Drug combination screening using machine-learning and PK/PD modeling
Joseph Cicchese1, Shuyi Ma2,3, Suraj Jaipalli4, Awanti Sambarey4, Jonah Larkins-Ford5, Jenny Lohmiller2, Bree B. Aldridge5, David R. Sherman2,3, Denise Kirschner6, Jennifer Linderman1, Sriram Chandrasekaran4
1 - Department of Chemical Engineering, University of Michigan, Ann Arbor, Michigan, USA; 2 - Department of Microbiology, University of Washington, Seattle, Washington, USA; 3 - Center for Global Infectious Disease Research, Seattle Children’s Research Institute, Seattle, Washington, USA; 4 - Department of Biomedical Engineering, University of Michigan, Ann Arbor, Michigan, USA
5 - Department of Molecular Biology and Microbiology, Tufts University School of Medicine, Boston, Massachusetts, USA
6 - Department of Microbiology and Immunology, University of Michigan Medical School, Ann Arbor, Michigan, USA
The search for new TB therapies is hindered by the large number of drug combinations, dosing choices, and complex pharmaco-kinetics/dynamics (PK/PD).
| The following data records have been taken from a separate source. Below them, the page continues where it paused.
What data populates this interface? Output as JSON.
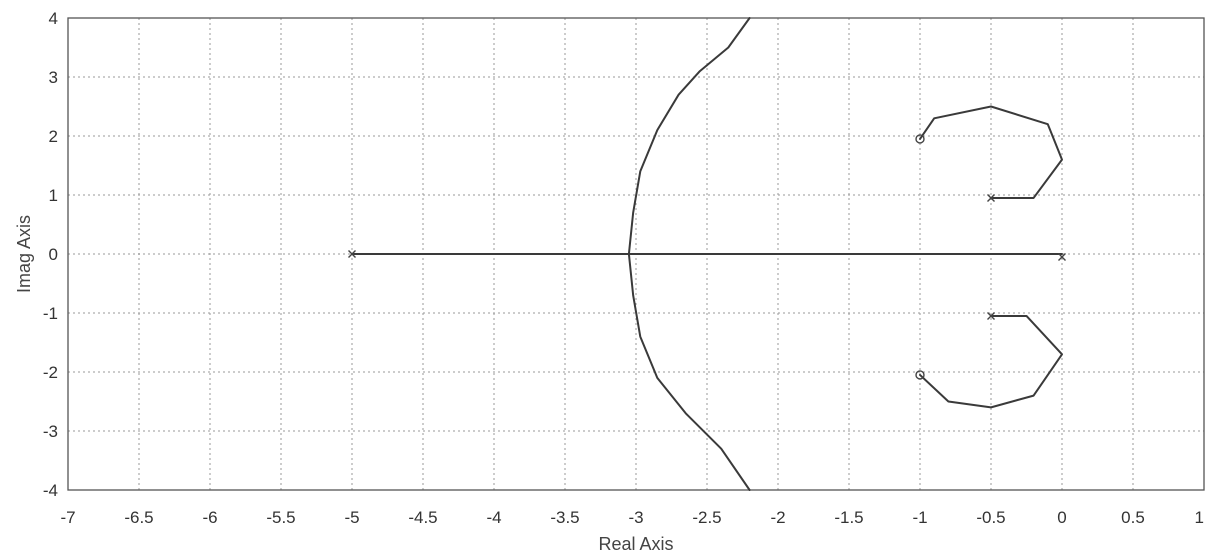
{
  "chart_data": {
    "type": "line",
    "xlabel": "Real Axis",
    "ylabel": "Imag Axis",
    "xlim": [
      -7,
      1
    ],
    "ylim": [
      -4,
      4
    ],
    "grid": true,
    "x_ticks": [
      -7,
      -6.5,
      -6,
      -5.5,
      -5,
      -4.5,
      -4,
      -3.5,
      -3,
      -2.5,
      -2,
      -1.5,
      -1,
      -0.5,
      0,
      0.5,
      1
    ],
    "y_ticks": [
      -4,
      -3,
      -2,
      -1,
      0,
      1,
      2,
      3,
      4
    ],
    "series": [
      {
        "points": [
          [
            -5,
            0
          ],
          [
            0,
            0
          ]
        ]
      },
      {
        "points": [
          [
            -2.2,
            4
          ],
          [
            -2.35,
            3.5
          ],
          [
            -2.55,
            3.1
          ],
          [
            -2.7,
            2.7
          ],
          [
            -2.85,
            2.1
          ],
          [
            -2.97,
            1.4
          ],
          [
            -3.02,
            0.7
          ],
          [
            -3.05,
            0
          ],
          [
            -3.02,
            -0.7
          ],
          [
            -2.97,
            -1.4
          ],
          [
            -2.85,
            -2.1
          ],
          [
            -2.65,
            -2.7
          ],
          [
            -2.4,
            -3.3
          ],
          [
            -2.2,
            -4
          ]
        ]
      },
      {
        "points": [
          [
            -0.5,
            0.95
          ],
          [
            -0.2,
            0.95
          ],
          [
            0,
            1.6
          ],
          [
            -0.1,
            2.2
          ],
          [
            -0.5,
            2.5
          ],
          [
            -0.9,
            2.3
          ],
          [
            -1.0,
            1.95
          ]
        ]
      },
      {
        "points": [
          [
            -0.5,
            -1.05
          ],
          [
            -0.25,
            -1.05
          ],
          [
            0,
            -1.7
          ],
          [
            -0.2,
            -2.4
          ],
          [
            -0.5,
            -2.6
          ],
          [
            -0.8,
            -2.5
          ],
          [
            -1.0,
            -2.05
          ]
        ]
      }
    ],
    "poles": [
      [
        -5,
        0
      ],
      [
        0,
        -0.05
      ],
      [
        -0.5,
        0.95
      ],
      [
        -0.5,
        -1.05
      ]
    ],
    "zeros": [
      [
        -1.0,
        1.95
      ],
      [
        -1.0,
        -2.05
      ]
    ]
  }
}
Here we present a pipeline that incorporates both machine learning and PK/PD modeling to design multi-drug regimens. We utilize a machine-learning model, INDIGO-MTB, to predict drug interactions using transcriptome profiling of individual drugs. The INDIGO-MTB model contains 164 drugs with anti-TB activity and identified synergistic two-, three-, and four-drug regimens from over a million possible combinations. By linking INDIGO-MTB with a model of drug PK/PD and pathogen-immune interactions called GranSim, we calculate an in vivo interaction score for drug combinations. The interaction score incorporates dynamics of drug diffusion, spatial distribution, and activity within lesions against various pathogen sub-populations. Predictions from our model significantly correlates with both experimental interaction scores and efficacy metrics from clinical trials. Our framework enables efficient optimization of combination therapies (Ma et al, mBio, 2019; Cicchese et al, Biorxiv, 2020).